I remember the days, pre-cell phone era, when a scavenger hunt meant running around my neighborhood attempting to collect rubber bands, banana bread recipes, and old coke bottles from indulgent neighbors faster than some other band of kids.
Of course, as technology changes the game, the games change too. With increasing frequency, QR codes are used to develop knowledge of places (like libraries or even cities), and generate interaction between customers and businesses. One of the more fun and inventive ways to do this is through the use of QR-coded scavenger hunts.
SCANVenger Hunt, a social platform, is making a business out of high-tech, adult scavenger hunting. Recently, in Dallas, Texas, the Dallas Visitors Bureau and the Omni Hotel licensed the platform to create a fun and tech-savvy way for 300 event planners to learn about the city and hotel. Event attendees were able to scan QR codes hidden at various locations, including The Omni Dallas Hotel, The Dallas Cowboys Stadium, Texas Motor Speedway, Southfork Ranch, The Sixth Floor Museum, and The Great American Golf Course.
Once attendees located and scanned a hidden QR code, they were prompted to either answer a trivia question or interact with the location in some way, for example, by uploading a picture to Facebook. Answering questions or performing tasks builds up points to earn rewards. This same type of functionality can work at retail locations, municipalities, malls, and car dealerships.
An Infiniti dealership used the SCANVenger game over the course of a weekend to familiarize clients and potential customers with different parts of the dealership. Trivia questions posed during the game encouraged interaction with Infiniti sales representatives and boosted the dealership’s activity 86% above average.
High-tech scavenger hunts are also popular with the younger crowd. One place the game has been used to successfully promote literacy in general and digital literacy specifically, is in libraries. Gwyneth Jones, aka The Daring Librarian, runs an award-winning education blog, and has created a QR code scavenger hunt to help ESOL students get familiar with how to use the library. On her blog, she gives detailed instructions on how to create QR codes and scavenger hunt hints. You can find her detailed instructions here.

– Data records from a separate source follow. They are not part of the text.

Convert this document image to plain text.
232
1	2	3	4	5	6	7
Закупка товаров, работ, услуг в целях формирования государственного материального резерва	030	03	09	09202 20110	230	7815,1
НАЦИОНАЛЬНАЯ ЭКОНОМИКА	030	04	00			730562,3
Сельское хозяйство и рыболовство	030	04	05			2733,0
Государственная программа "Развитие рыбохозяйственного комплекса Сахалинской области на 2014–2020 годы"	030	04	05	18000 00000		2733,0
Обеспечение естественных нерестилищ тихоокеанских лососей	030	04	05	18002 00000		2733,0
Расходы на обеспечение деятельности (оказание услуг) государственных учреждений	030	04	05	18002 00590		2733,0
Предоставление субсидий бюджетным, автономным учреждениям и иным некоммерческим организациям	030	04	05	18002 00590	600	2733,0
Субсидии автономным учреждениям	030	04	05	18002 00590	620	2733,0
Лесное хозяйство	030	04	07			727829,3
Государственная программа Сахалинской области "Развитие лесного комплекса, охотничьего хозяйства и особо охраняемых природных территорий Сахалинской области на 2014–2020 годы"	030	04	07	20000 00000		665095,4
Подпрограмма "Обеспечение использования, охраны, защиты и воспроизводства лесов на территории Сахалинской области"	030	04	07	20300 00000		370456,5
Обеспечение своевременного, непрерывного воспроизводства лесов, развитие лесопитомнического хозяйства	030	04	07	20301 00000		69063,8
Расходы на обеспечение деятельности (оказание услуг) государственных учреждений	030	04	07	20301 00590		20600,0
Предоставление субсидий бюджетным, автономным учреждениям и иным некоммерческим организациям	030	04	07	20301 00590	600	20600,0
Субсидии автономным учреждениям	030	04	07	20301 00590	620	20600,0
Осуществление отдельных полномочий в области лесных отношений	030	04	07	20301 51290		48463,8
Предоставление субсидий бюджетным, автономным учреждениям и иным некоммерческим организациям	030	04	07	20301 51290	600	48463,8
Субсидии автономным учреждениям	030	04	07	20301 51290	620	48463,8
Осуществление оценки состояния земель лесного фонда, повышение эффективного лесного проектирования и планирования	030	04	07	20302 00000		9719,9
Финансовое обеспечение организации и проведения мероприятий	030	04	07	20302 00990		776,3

Conducting digital scavenger hunts in schools is another way to incorporate friendly competition and technology with learning. A free online tool, The QR Code Treasure Hunt Generator, from classtools.net is a great resource for educators who want an easy, step-by-step method for creating a simple QR code scavenger hunt. Simply enter a series of questions and answers, generate 2D codes for each set, and then place the codes where students can search for them.
Whether the intended audience is children or adults, integrating QR codes with scavenger hunts can broaden the platform for learning, creating a timely opportunity for marketers and educators alike.